Let $X_1 \sim Uniform(0,1)$, and $X_2 \sim Uniform(0, x_1)$, where $x_1$ is the realized value of $X_1$. Find $P(X_1 + X_2 \geq 1)$.
I know that I need the joint distribution of $X_1$ and $X_2$.
$f_1(x_1) = 1, \ 0 < x_1 < 1$
$f_{2|1}(x_2|x_1) = \frac{1}{x_1}, \ 0 < x_2 < x_1$
$f_{1,2}(x_1, x_2) = f_{2|1}(x_2|x_1)f_1(x_1) = \frac{1}{x_1}, \ 0 < x_2 < x_1 < 1$.
What are the limits of integration when integrating this joint PDF to get the desired probability?
Here is some hint:
You already get the joint pdf, and the range of $X_1$, and $X_2$ as showed in graph black and red area.
The probability of the event = integral of pdf on the area that event defined. In your case, $X_1+X_2>1$ is the red area in the graph above. So $$\Pr(X_1+X_2>1) = \int_?^?\int_?^? \frac 1{x_1}dx_1dx_2$$ So you need find the limits of the integrals, then you get the answer.
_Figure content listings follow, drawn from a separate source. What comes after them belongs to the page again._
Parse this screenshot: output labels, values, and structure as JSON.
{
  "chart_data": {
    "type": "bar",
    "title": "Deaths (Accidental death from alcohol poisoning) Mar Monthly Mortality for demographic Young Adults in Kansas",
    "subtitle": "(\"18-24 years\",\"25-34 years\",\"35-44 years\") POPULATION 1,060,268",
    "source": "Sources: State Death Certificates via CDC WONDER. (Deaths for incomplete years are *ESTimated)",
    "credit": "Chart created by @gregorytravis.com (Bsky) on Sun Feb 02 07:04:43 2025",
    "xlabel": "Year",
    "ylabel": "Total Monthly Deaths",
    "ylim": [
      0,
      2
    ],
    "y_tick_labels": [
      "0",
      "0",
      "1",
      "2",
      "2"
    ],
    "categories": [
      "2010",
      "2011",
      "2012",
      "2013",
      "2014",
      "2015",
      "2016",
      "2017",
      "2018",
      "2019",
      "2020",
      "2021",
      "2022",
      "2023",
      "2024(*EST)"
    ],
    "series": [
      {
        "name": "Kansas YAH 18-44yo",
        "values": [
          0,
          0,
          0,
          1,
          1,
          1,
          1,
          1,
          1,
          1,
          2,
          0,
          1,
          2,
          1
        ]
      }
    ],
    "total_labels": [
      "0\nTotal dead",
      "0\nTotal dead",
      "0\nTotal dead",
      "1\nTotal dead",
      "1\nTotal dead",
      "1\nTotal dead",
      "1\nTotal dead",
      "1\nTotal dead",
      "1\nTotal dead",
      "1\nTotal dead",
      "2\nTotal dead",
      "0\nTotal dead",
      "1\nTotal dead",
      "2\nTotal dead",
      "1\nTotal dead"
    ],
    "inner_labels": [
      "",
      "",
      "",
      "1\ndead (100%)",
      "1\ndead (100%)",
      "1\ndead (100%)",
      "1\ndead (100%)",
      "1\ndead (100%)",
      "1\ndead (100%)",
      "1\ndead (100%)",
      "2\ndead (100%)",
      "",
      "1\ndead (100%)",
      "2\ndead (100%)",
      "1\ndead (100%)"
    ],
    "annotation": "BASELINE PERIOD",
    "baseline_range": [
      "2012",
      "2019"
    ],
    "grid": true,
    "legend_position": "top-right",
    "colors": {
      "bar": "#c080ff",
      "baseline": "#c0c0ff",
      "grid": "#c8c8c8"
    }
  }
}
My advice with figuring out limits is draw a picture (by hand will generally suffice, though):
You should be able to figure out the upper and lower limits from that. Consider which variable to integrate over first; one may be a tad easier than the other.
There's also a symmetry you can exploit which simplifies the slightly trickier of the two integrals, which may save a line.